IBM was clueless about the importance of controlling the OS and underplayed the threat from clones. In the beginning itself, they should have bought MS no matter the cost. Allowing MS to be independent and have permission to sell to clones was setting up a dangerous competitor.

IBM always thought that PCs would be best utilized as terminals that served the big mainframes it knew and loved. OS/2’s networking tools, available only in the Extended Edition, were mostly based on the assumption that PCs would connect to big iron servers that did the heavy lifting. This was a “top-down” approach to connecting computers together. In contrast, Microsoft approached networking from a “bottom-up” approach where the server was just another PC running Windows.
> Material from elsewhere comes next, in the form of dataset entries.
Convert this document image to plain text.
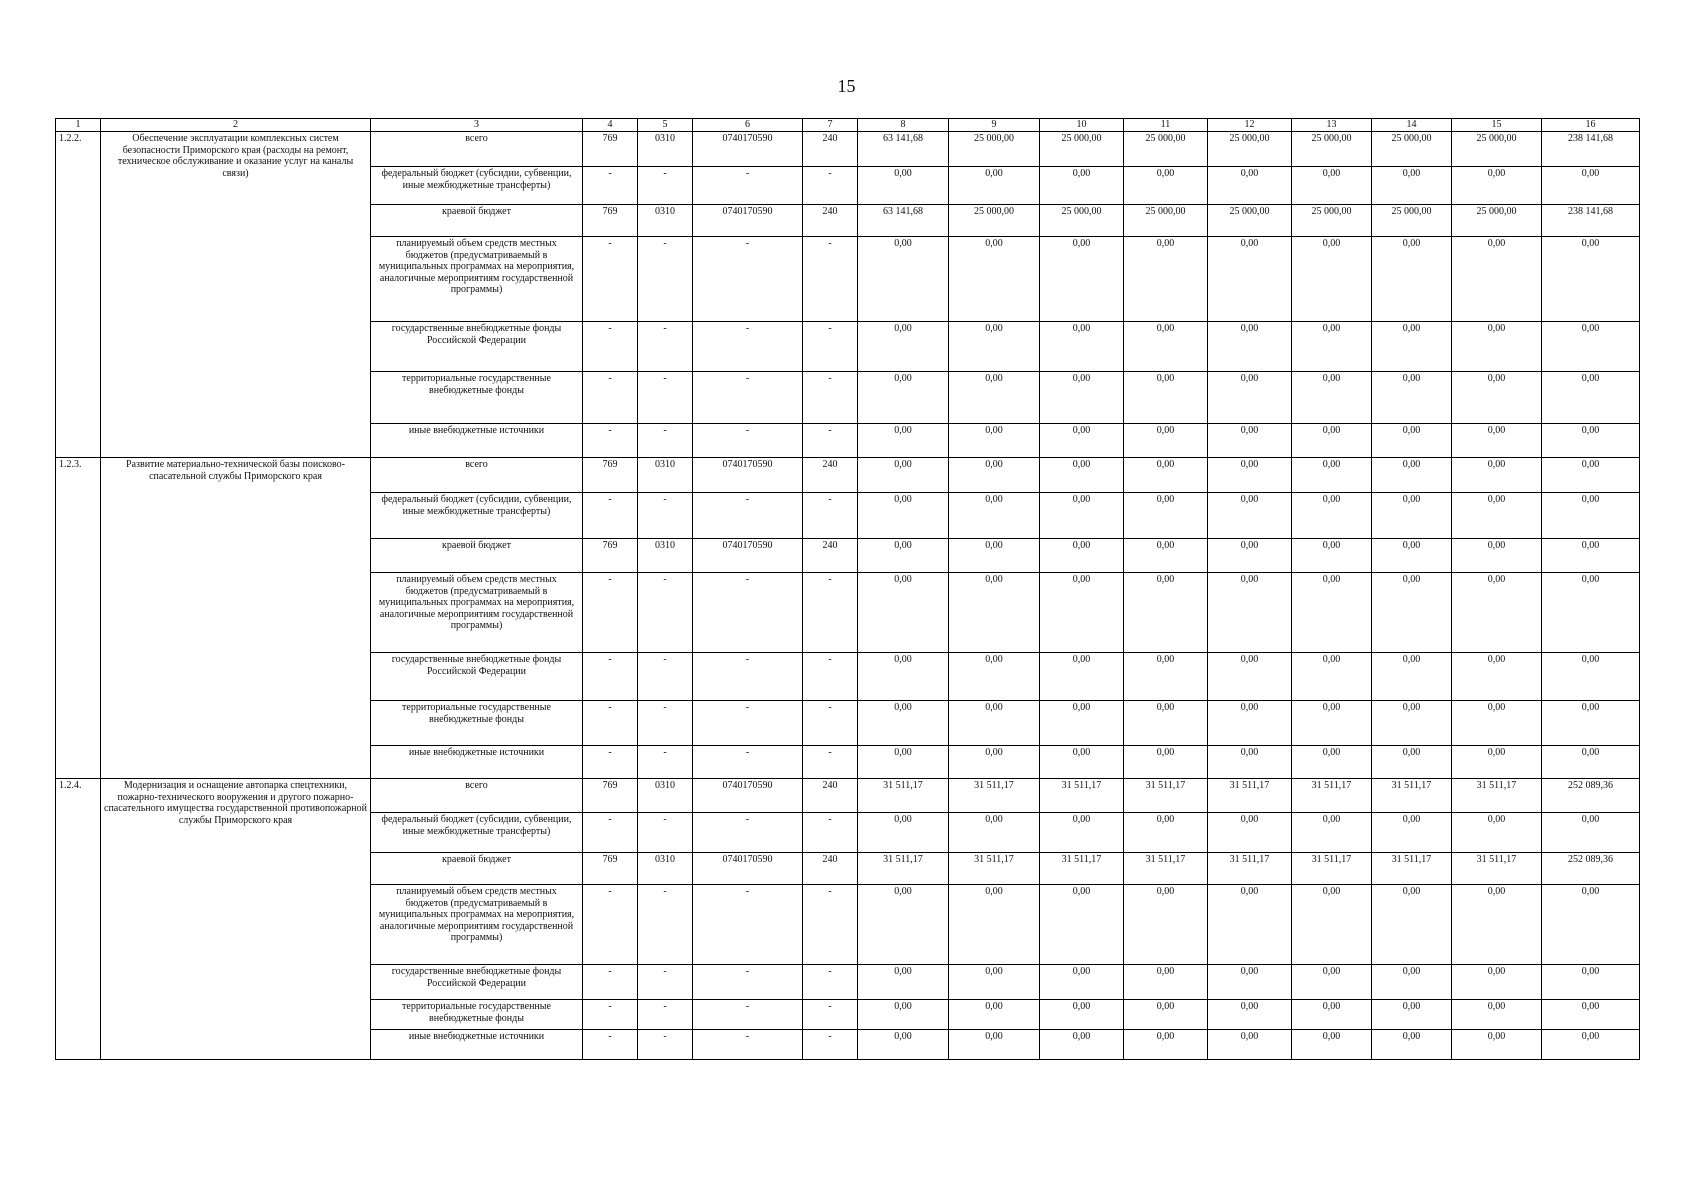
15
1	2	3	4	5	6	7	8	9	10	11	12	13	14	15	16
1.2.2.	Обеспечение эксплуатации комплексных систем безопасности Приморского края (расходы на ремонт, техническое обслуживание и оказание услуг на каналы связи)	всего	769	0310	0740170590	240	63 141,68	25 000,00	25 000,00	25 000,00	25 000,00	25 000,00	25 000,00	25 000,00	238 141,68
		федеральный бюджет (субсидии, субвенции, иные межбюджетные трансферты)	-	-	-	-	0,00	0,00	0,00	0,00	0,00	0,00	0,00	0,00	0,00
		краевой бюджет	769	0310	0740170590	240	63 141,68	25 000,00	25 000,00	25 000,00	25 000,00	25 000,00	25 000,00	25 000,00	238 141,68
		планируемый объем средств местных бюджетов (предусматриваемый в муниципальных программах на мероприятия, аналогичные мероприятиям государственной программы)	-	-	-	-	0,00	0,00	0,00	0,00	0,00	0,00	0,00	0,00	0,00
		государственные внебюджетные фонды Российской Федерации	-	-	-	-	0,00	0,00	0,00	0,00	0,00	0,00	0,00	0,00	0,00
		территориальные государственные внебюджетные фонды	-	-	-	-	0,00	0,00	0,00	0,00	0,00	0,00	0,00	0,00	0,00
		иные внебюджетные источники	-	-	-	-	0,00	0,00	0,00	0,00	0,00	0,00	0,00	0,00	0,00
1.2.3.	Развитие материально-технической базы поисково-спасательной службы Приморского края	всего	769	0310	0740170590	240	0,00	0,00	0,00	0,00	0,00	0,00	0,00	0,00	0,00
		федеральный бюджет (субсидии, субвенции, иные межбюджетные трансферты)	-	-	-	-	0,00	0,00	0,00	0,00	0,00	0,00	0,00	0,00	0,00
		краевой бюджет	769	0310	0740170590	240	0,00	0,00	0,00	0,00	0,00	0,00	0,00	0,00	0,00
		планируемый объем средств местных бюджетов (предусматриваемый в муниципальных программах на мероприятия, аналогичные мероприятиям государственной программы)	-	-	-	-	0,00	0,00	0,00	0,00	0,00	0,00	0,00	0,00	0,00
		государственные внебюджетные фонды Российской Федерации	-	-	-	-	0,00	0,00	0,00	0,00	0,00	0,00	0,00	0,00	0,00
		территориальные государственные внебюджетные фонды	-	-	-	-	0,00	0,00	0,00	0,00	0,00	0,00	0,00	0,00	0,00
		иные внебюджетные источники	-	-	-	-	0,00	0,00	0,00	0,00	0,00	0,00	0,00	0,00	0,00
1.2.4.	Модернизация и оснащение автопарка спецтехники, пожарно-технического вооружения и другого пожарно-спасательного имущества государственной противопожарной службы Приморского края	всего	769	0310	0740170590	240	31 511,17	31 511,17	31 511,17	31 511,17	31 511,17	31 511,17	31 511,17	31 511,17	252 089,36
		федеральный бюджет (субсидии, субвенции, иные межбюджетные трансферты)	-	-	-	-	0,00	0,00	0,00	0,00	0,00	0,00	0,00	0,00	0,00
		краевой бюджет	769	0310	0740170590	240	31 511,17	31 511,17	31 511,17	31 511,17	31 511,17	31 511,17	31 511,17	31 511,17	252 089,36
		планируемый объем средств местных бюджетов (предусматриваемый в муниципальных программах на мероприятия, аналогичные мероприятиям государственной программы)	-	-	-	-	0,00	0,00	0,00	0,00	0,00	0,00	0,00	0,00	0,00
		государственные внебюджетные фонды Российской Федерации	-	-	-	-	0,00	0,00	0,00	0,00	0,00	0,00	0,00	0,00	0,00
		территориальные государственные внебюджетные фонды	-	-	-	-	0,00	0,00	0,00	0,00	0,00	0,00	0,00	0,00	0,00
		иные внебюджетные источники	-	-	-	-	0,00	0,00	0,00	0,00	0,00	0,00	0,00	0,00	0,00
As personal computing power grew and more robust versions of Windows like NT became available, this bottom-up approach became more and more viable. It’s certainly much less expensive.

IBM also made a crucial error in promoting OS/2 as a “better DOS than DOS and a better Windows than Windows.” Having such amazing compatibility with other popular operating systems out of the box meant that the market for native OS/2 apps never had a chance to develop. Many people bought OS/2. Very few people bought OS/2 applications.
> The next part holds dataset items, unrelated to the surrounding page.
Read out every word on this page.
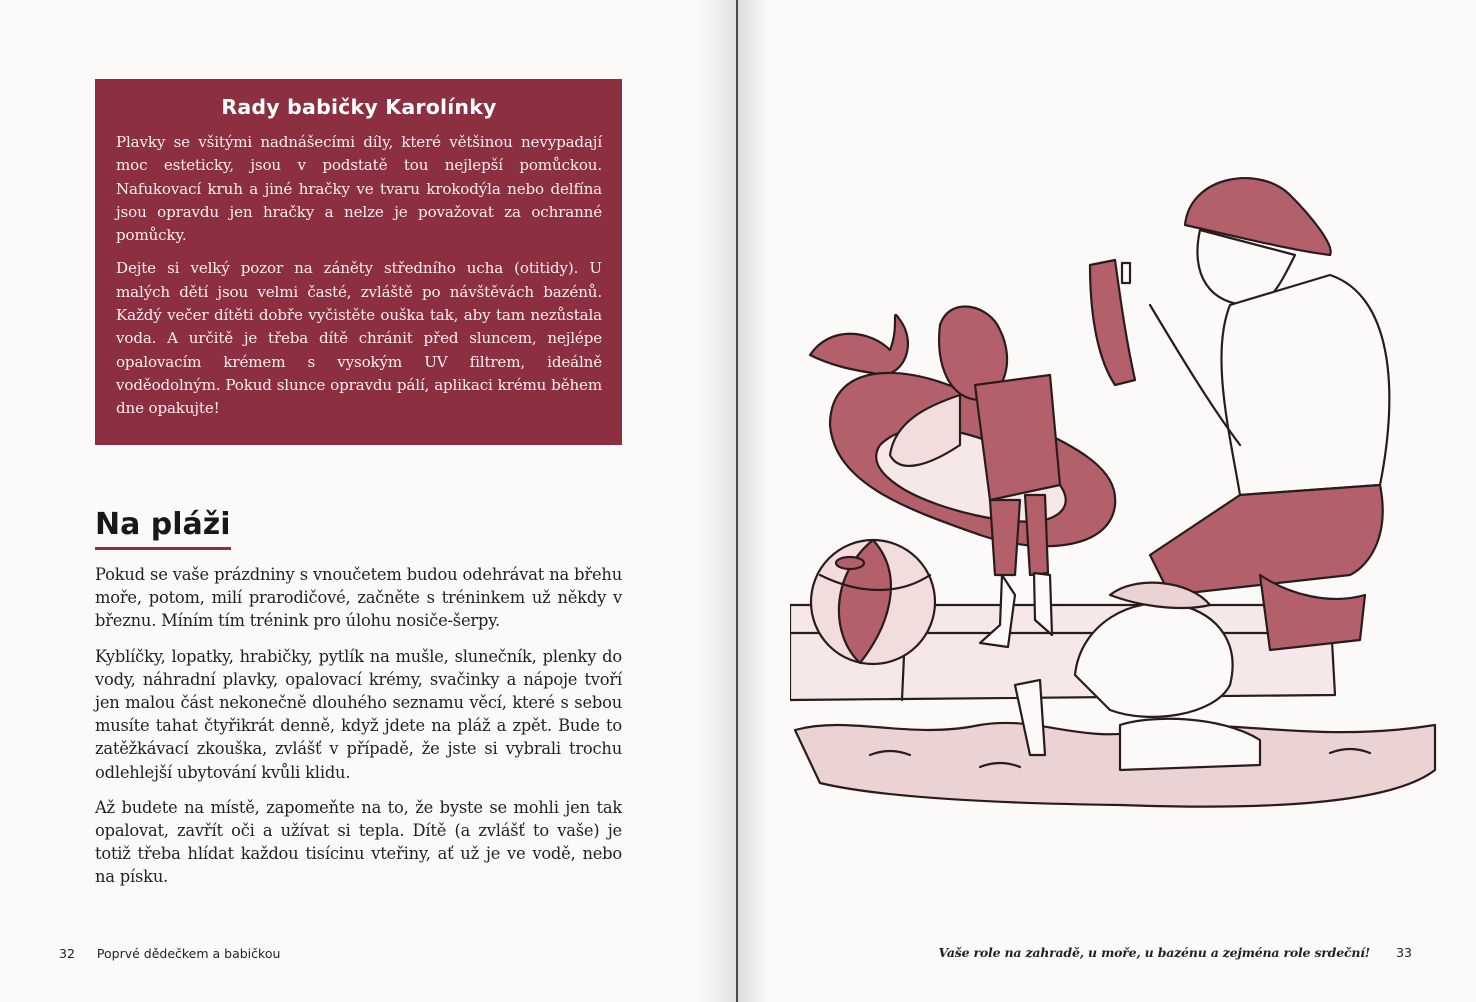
Rady babičky Karolínky

Plavky se všitými nadnášecími díly, které většinou nevypadají moc esteticky, jsou v podstatě tou nejlepší pomůckou. Nafukovací kruh a jiné hračky ve tvaru krokodýla nebo delfína jsou opravdu jen hračky a nelze je považovat za ochranné pomůcky.

Dejte si velký pozor na záněty středního ucha (otitidy). U malých dětí jsou velmi časté, zvláště po návštěvách bazénů. Každý večer dítěti dobře vyčistěte ouška tak, aby tam nezůstala voda. A určitě je třeba dítě chránit před sluncem, nejlépe opalovacím krémem s vysokým UV filtrem, ideálně voděodolným. Pokud slunce opravdu pálí, aplikaci krému během dne opakujte!

Na pláži

Pokud se vaše prázdniny s vnoučetem budou odehrávat na břehu moře, potom, milí prarodičové, začněte s tréninkem už někdy v březnu. Míním tím trénink pro úlohu nosiče-šerpy.

Kyblíčky, lopatky, hrabičky, pytlík na mušle, slunečník, plenky do vody, náhradní plavky, opalovací krémy, svačinky a nápoje tvoří jen malou část nekonečně dlouhého seznamu věcí, které s sebou musíte tahat čtyřikrát denně, když jdete na pláž a zpět. Bude to zatěžkávací zkouška, zvlášť v případě, že jste si vybrali trochu odlehlejší ubytování kvůli klidu.

Až budete na místě, zapomeňte na to, že byste se mohli jen tak opalovat, zavřít oči a užívat si tepla. Dítě (a zvlášť to vaše) je totiž třeba hlídat každou tisícinu vteřiny, ať už je ve vodě, nebo na písku.

32 Poprvé dědečkem a babičkou	Vaše role na zahradě, u moře, u bazénu a zejména role srdeční! 33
It is said that big companies with dominant positions in legacy markets are institutionally incapable of shifting over to a new disruptive technology, even though those companies frequently invent said technologies themselves. IBM invented more computer technologies and holds more patents than any other computer company in history. Still, when push came to shove, it gave up the personal computer in favor of hanging on to the mainframe. IBM still sells mainframes today and makes good money doing so, but the company is no longer a force in personal computers. Today, many people have observed that Microsoft is the new dominant force in legacy computing, with legacy redefined as a personal computer running Windows. The new disruptive force is smartphones and tablets, an area in which Apple and Google have become the new dominant forces. Microsoft, to its credit, responded as quickly as it was able to meet this new disruption. The company even re-designed its legacy user interface (the Windows desktop) to be more suited to tablets.
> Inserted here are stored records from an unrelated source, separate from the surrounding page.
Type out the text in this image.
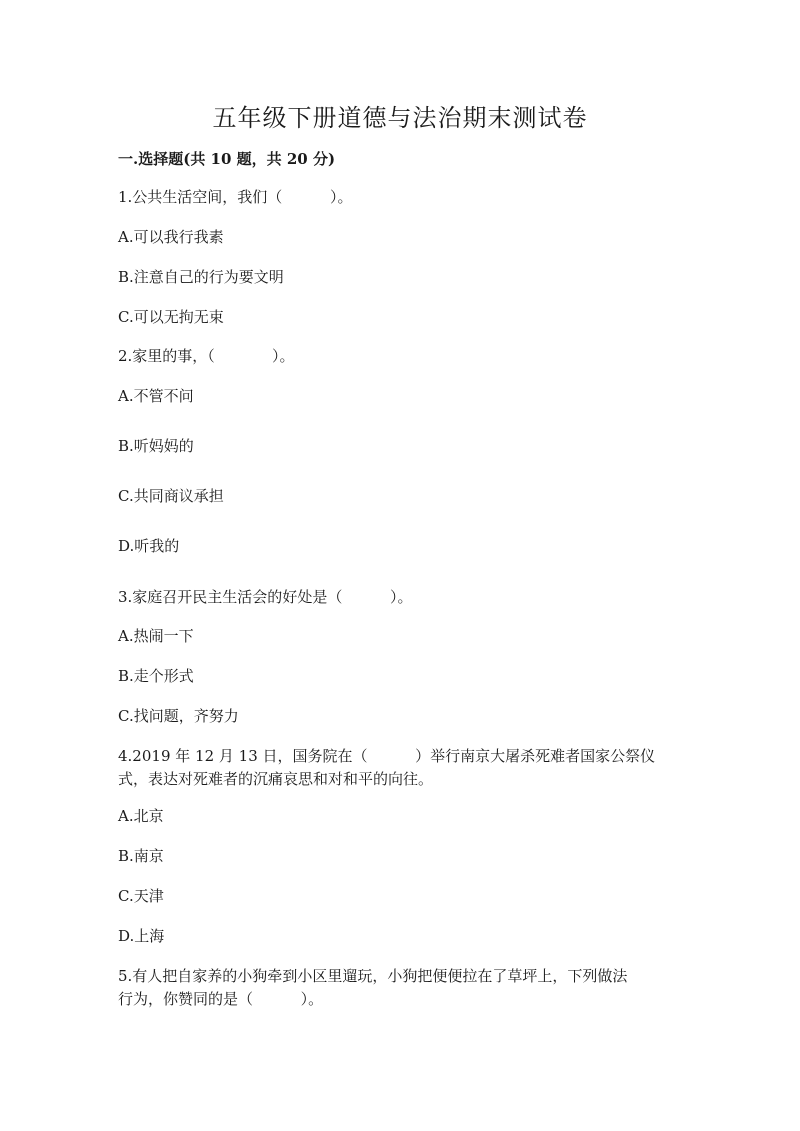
五年级下册道德与法治期末测试卷

一.选择题(共 10 题，共 20 分)

1.公共生活空间，我们（          ）。

A.可以我行我素

B.注意自己的行为要文明

C.可以无拘无束

2.家里的事，（            ）。

A.不管不问

B.听妈妈的

C.共同商议承担

D.听我的

3.家庭召开民主生活会的好处是（          ）。

A.热闹一下

B.走个形式

C.找问题，齐努力

4.2019 年 12 月 13 日，国务院在（          ）举行南京大屠杀死难者国家公祭仪

式，表达对死难者的沉痛哀思和对和平的向往。

A.北京

B.南京

C.天津

D.上海

5.有人把自家养的小狗牵到小区里遛玩，小狗把便便拉在了草坪上，下列做法

行为，你赞同的是（          ）。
It could be argued that Microsoft was slow to act, just as IBM was. It could also be argued that Windows Phone and Surface tablets have failed to capture market share against iOS and Android in the same way that OS/2 failed to beat back Windows. However, there is one difference that separates Microsoft from most legacy companies: the company doesn’t give up. IBM threw in the towel on OS/2 and then on PCs in general. Microsoft is willing to spend as many billions as it takes in order to claw its way back to a position of power in the new mobile landscape. Microsoft still might not succeed, but for now at least, it’s going to keep trying.

The second lesson of OS/2—to not be too compatible out of the box with rival operating systems—is a lesson that today’s phone and tablet makers should take seriously. Blackberry once touted that you could easily run Android apps on its BB10 operating system, but that ended up not helping the company at all. Alternative phone operating system vendors should think very carefully before building in Android app compatibility, lest they suffer the same fate as OS/2.

                 Timeline for Microsoft and IBM in the PC era

The story of OS/2 is now fading into the past. In today’s fast-paced computing environment, it may not seem particularly relevant. But it remains a story of how a giant, global mega-corporation tried to take on a young and feisty upstart and ended up retreating in utter defeat. Such stories are rare, and because of that rarity they become more precious. It’s important to remember that IBM was not the underdog. It had the resources, the technology, and the talent to crush the much smaller Microsoft. What it didn’t have was the will.